Flora walked up the steps through the old rhododendron bushes, Larks pulling, wanting to investigate within, as she had as a child.

“Okay, wild Larks,” she whispered, and freed him from the leash. He disappeared into the branches.

Venues of childhood often appear smaller later in life, but the big house was not one of them. It had been a long time, but the house was every bit as big as she remembered. There was a car in the driveway, lights on in the kitchen, but she couldn’t see anyone. She walked to the front door but stopped herself from knocking. No one used the front door. They used the side door, which led into the sunporch and the kitchen. The front door was for parties, or strangers. For guests.

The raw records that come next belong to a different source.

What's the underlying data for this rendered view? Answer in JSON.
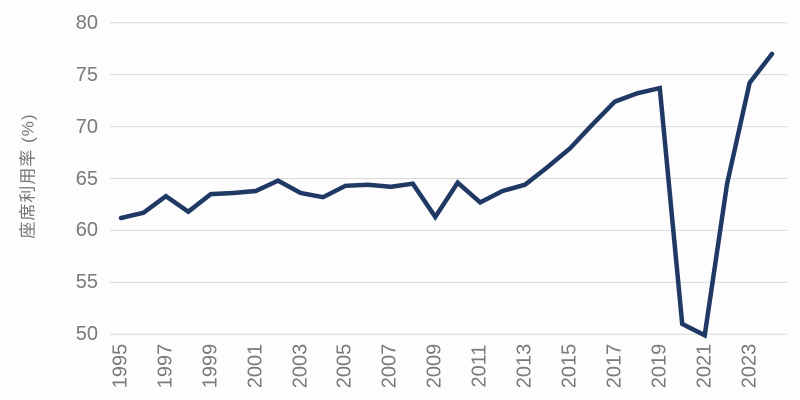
{
  "chart_data": {
    "type": "line",
    "title": "",
    "xlabel": "",
    "ylabel": "座席利用率 (%)",
    "x": [
      1995,
      1996,
      1997,
      1998,
      1999,
      2000,
      2001,
      2002,
      2003,
      2004,
      2005,
      2006,
      2007,
      2008,
      2009,
      2010,
      2011,
      2012,
      2013,
      2014,
      2015,
      2016,
      2017,
      2018,
      2019,
      2020,
      2021,
      2022,
      2023,
      2024
    ],
    "series": [
      {
        "name": "座席利用率",
        "values": [
          61.2,
          61.7,
          63.3,
          61.8,
          63.5,
          63.6,
          63.8,
          64.8,
          63.6,
          63.2,
          64.3,
          64.4,
          64.2,
          64.5,
          61.3,
          64.6,
          62.7,
          63.8,
          64.4,
          66.1,
          67.9,
          70.2,
          72.4,
          73.2,
          73.7,
          51.0,
          49.9,
          64.5,
          74.2,
          77.0
        ]
      }
    ],
    "ylim": [
      50,
      80
    ],
    "yticks": [
      50,
      55,
      60,
      65,
      70,
      75,
      80
    ],
    "xticks": [
      1995,
      1997,
      1999,
      2001,
      2003,
      2005,
      2007,
      2009,
      2011,
      2013,
      2015,
      2017,
      2019,
      2021,
      2023
    ],
    "grid": "horizontal",
    "legend": "none",
    "colors": {
      "line": "#1f3864",
      "gridline": "#d9d9d9",
      "tick_text": "#7a7a7a",
      "background": "#fdfdfe"
    }
  }
}
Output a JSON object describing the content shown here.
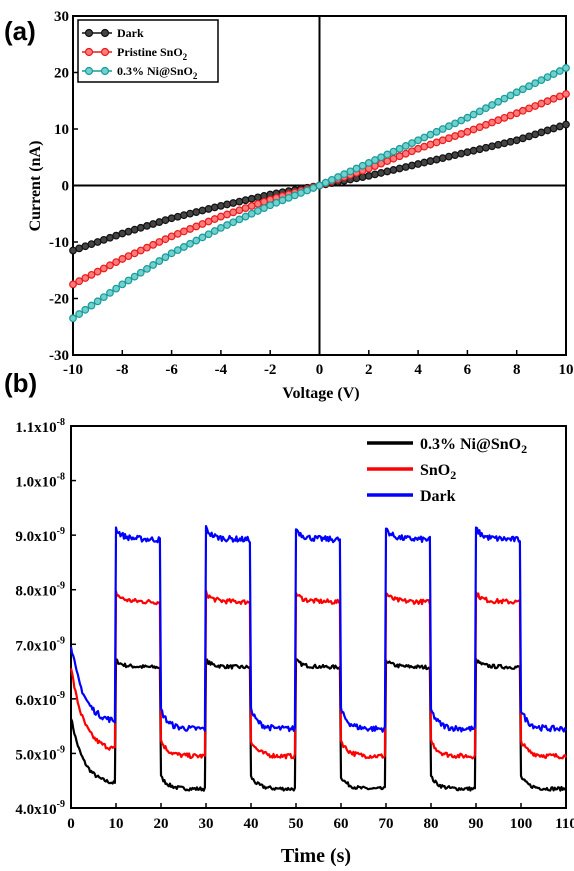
{
  "chart_data": [
    {
      "panel": "(a)",
      "type": "line",
      "xlabel": "Voltage (V)",
      "ylabel": "Current (nA)",
      "xlim": [
        -10,
        10
      ],
      "ylim": [
        -30,
        30
      ],
      "xticks": [
        -10,
        -8,
        -6,
        -4,
        -2,
        0,
        2,
        4,
        6,
        8,
        10
      ],
      "yticks": [
        -30,
        -20,
        -10,
        0,
        10,
        20,
        30
      ],
      "grid": false,
      "legend_position": "top-left",
      "series": [
        {
          "name": "Dark",
          "name_main": "Dark",
          "name_sub": "",
          "name_tail": "",
          "color": "#111111",
          "marker_face": "#444444",
          "x": [
            -10,
            -8,
            -6,
            -4,
            -2,
            0,
            2,
            4,
            6,
            8,
            10
          ],
          "y": [
            -11.5,
            -8.5,
            -5.8,
            -3.6,
            -1.6,
            0,
            1.7,
            3.8,
            5.9,
            8.0,
            10.8
          ]
        },
        {
          "name": "Pristine SnO2",
          "name_main": "Pristine SnO",
          "name_sub": "2",
          "name_tail": "",
          "color": "#e81b1b",
          "marker_face": "#ff7b7b",
          "x": [
            -10,
            -8,
            -6,
            -4,
            -2,
            0,
            2,
            4,
            6,
            8,
            10
          ],
          "y": [
            -17.5,
            -13.0,
            -9.0,
            -5.5,
            -2.5,
            0,
            3.0,
            6.5,
            9.5,
            12.8,
            16.2
          ]
        },
        {
          "name": "0.3% Ni@SnO2",
          "name_main": "0.3% Ni@SnO",
          "name_sub": "2",
          "name_tail": "",
          "color": "#1a9a9a",
          "marker_face": "#6fd0cc",
          "x": [
            -10,
            -8,
            -6,
            -4,
            -2,
            0,
            2,
            4,
            6,
            8,
            10
          ],
          "y": [
            -23.5,
            -17.5,
            -12.0,
            -7.5,
            -3.5,
            0,
            4.0,
            8.0,
            12.0,
            16.5,
            20.8
          ]
        }
      ]
    },
    {
      "panel": "(b)",
      "type": "line",
      "xlabel": "Time (s)",
      "ylabel": "",
      "xlim": [
        0,
        110
      ],
      "ylim": [
        4e-09,
        1.1e-08
      ],
      "xticks": [
        0,
        10,
        20,
        30,
        40,
        50,
        60,
        70,
        80,
        90,
        100,
        110
      ],
      "ytick_values": [
        4e-09,
        5e-09,
        6e-09,
        7e-09,
        8e-09,
        9e-09,
        1e-08,
        1.1e-08
      ],
      "ytick_labels": [
        {
          "main": "4.0x10",
          "exp": "-9"
        },
        {
          "main": "5.0x10",
          "exp": "-9"
        },
        {
          "main": "6.0x10",
          "exp": "-9"
        },
        {
          "main": "7.0x10",
          "exp": "-9"
        },
        {
          "main": "8.0x10",
          "exp": "-9"
        },
        {
          "main": "9.0x10",
          "exp": "-9"
        },
        {
          "main": "1.0x10",
          "exp": "-8"
        },
        {
          "main": "1.1x10",
          "exp": "-8"
        }
      ],
      "grid": false,
      "legend_position": "top-right",
      "on_intervals": [
        [
          10,
          20
        ],
        [
          30,
          40
        ],
        [
          50,
          60
        ],
        [
          70,
          80
        ],
        [
          90,
          100
        ]
      ],
      "series": [
        {
          "name": "0.3% Ni@SnO2",
          "name_main": "0.3% Ni@SnO",
          "name_sub": "2",
          "name_tail": "",
          "color": "#000000",
          "on_level": 6.6e-09,
          "off_level": 4.35e-09,
          "start": 5.6e-09
        },
        {
          "name": "SnO2",
          "name_main": "SnO",
          "name_sub": "2",
          "name_tail": "",
          "color": "#ff0000",
          "on_level": 7.8e-09,
          "off_level": 4.95e-09,
          "start": 6.5e-09
        },
        {
          "name": "Dark",
          "name_main": "Dark",
          "name_sub": "",
          "name_tail": "",
          "color": "#0000ff",
          "on_level": 8.95e-09,
          "off_level": 5.45e-09,
          "start": 6.9e-09
        }
      ]
    }
  ]
}
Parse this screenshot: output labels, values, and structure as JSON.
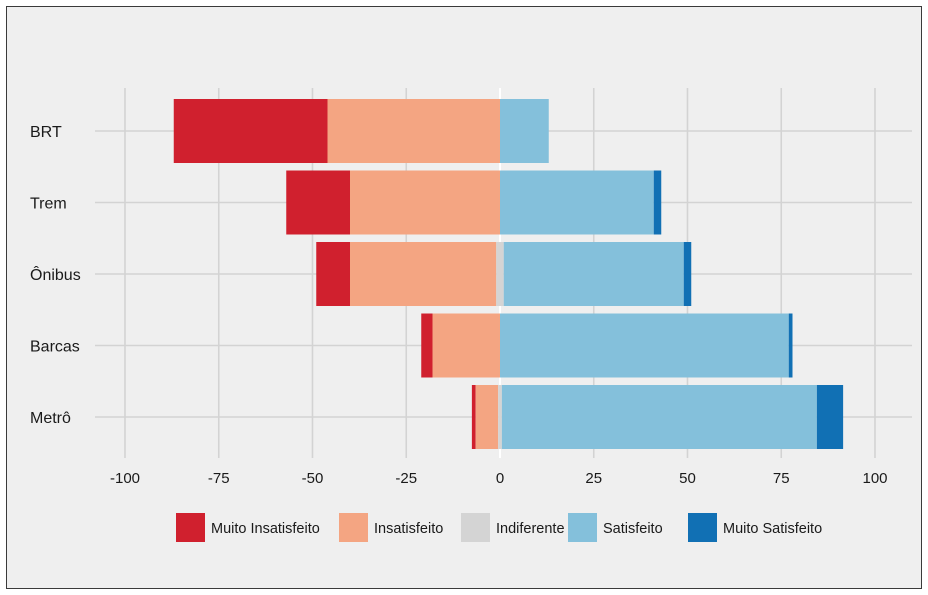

From where she stood, her hands cupped around her eyes, her face pressed against the window, Flora could see the Christmas tree sparkling with light, just where she remembered it standing, beside the fireplace in the west living room, the refuse of unwrapping scattered across the rug. The wife
had
repainted—the walls looked a pale blue or gray, the room brighter than it had been in her day. Maybe the family had gone out for a walk.